[Excerpted from U. S. Coast Guard Magazine, printed during WWII.]

 

 

 

He Saw Three Invasions

Author Unknown

 

 

 

John S. Gretzer, a slender youth from Council Bluffs, Ia., was working in Kansas City, Mo., as an artist when he enlisted in the Coast Guard to see action. He saw it. During eighteen months’ service aboard a Coast Guard manned combat transport he participated in the invasions of North Africa, Sicily, and Italy.

“Bombers for breakfast, bombers for supper, bombers all the time. You couldn’t even sit down to eat without feeling that in a couple minutes you were going to run for the guns,” he said, recalling the North African invasion.

At night the German bombers dropped flares. It’s twice as bad at night¾in daytime you can see what’s going on around you. At night you feel as if the dark hides you, then a flare drops and you have the horrible feeling of being naked in public,” said the Coast Guard combat artist, whose battle station was at a 20 mm.

“Algiers was my first invasion and it made the greatest impression on my mind. After that invasions were somewhat the same. The incidents were different, however. I remember the German plane that came in so low at Gela that I could see the pilot, and seeing his plane get hit the second time he tried it. All that I could think of was speed being smashed into death, though the words didn’t come to me until later. I think I was most nervous at Salerno when we were leaving. We had to go through a narrow channel in a minefield, single file, and I kept thinking that if the lead ship was sunk the rest would be blockaded and the Germans could bump us off like drowsy ducks.
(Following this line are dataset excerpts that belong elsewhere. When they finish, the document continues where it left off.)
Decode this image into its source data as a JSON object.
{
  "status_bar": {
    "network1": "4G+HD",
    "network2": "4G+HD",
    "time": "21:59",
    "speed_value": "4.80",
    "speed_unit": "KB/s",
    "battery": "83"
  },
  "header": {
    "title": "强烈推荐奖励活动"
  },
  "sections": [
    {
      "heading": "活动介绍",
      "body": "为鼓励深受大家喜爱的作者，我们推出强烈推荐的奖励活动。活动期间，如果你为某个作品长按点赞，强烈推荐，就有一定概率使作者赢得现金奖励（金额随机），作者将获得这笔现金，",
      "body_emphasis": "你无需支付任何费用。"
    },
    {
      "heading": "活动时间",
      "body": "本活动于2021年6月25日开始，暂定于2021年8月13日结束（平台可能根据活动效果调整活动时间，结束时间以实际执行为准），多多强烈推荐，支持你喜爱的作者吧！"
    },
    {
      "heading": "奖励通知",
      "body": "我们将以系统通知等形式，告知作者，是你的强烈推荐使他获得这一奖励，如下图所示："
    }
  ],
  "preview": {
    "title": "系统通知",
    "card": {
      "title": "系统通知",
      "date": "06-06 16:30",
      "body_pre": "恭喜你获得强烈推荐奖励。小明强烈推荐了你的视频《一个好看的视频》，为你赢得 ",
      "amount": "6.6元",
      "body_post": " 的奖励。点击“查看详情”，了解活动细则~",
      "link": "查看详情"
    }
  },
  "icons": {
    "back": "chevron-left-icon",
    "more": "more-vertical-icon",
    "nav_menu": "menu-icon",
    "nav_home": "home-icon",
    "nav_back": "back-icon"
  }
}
Actually, however, North Africa was the hardest on the ships, and Salerno the hardest on the soldiers, judging from what I saw.”

The Coast Guardsman was born in Council Bluffs, Ia., in 1920. At various times he attended Omaha University in Omaha, Nebr., worked as an advertising artist at the Omaha World-Herald, and attended the Kansas City, Mo., Art Institute. Thomas Hart Benton was among his instructors at the Art Institute. In December, 1941, Gretzer married the former Miss Agneta E. Jenson, of Omaha, whom he first met in a sculpture class at the university. Several months later he enlisted in the Coast Guard.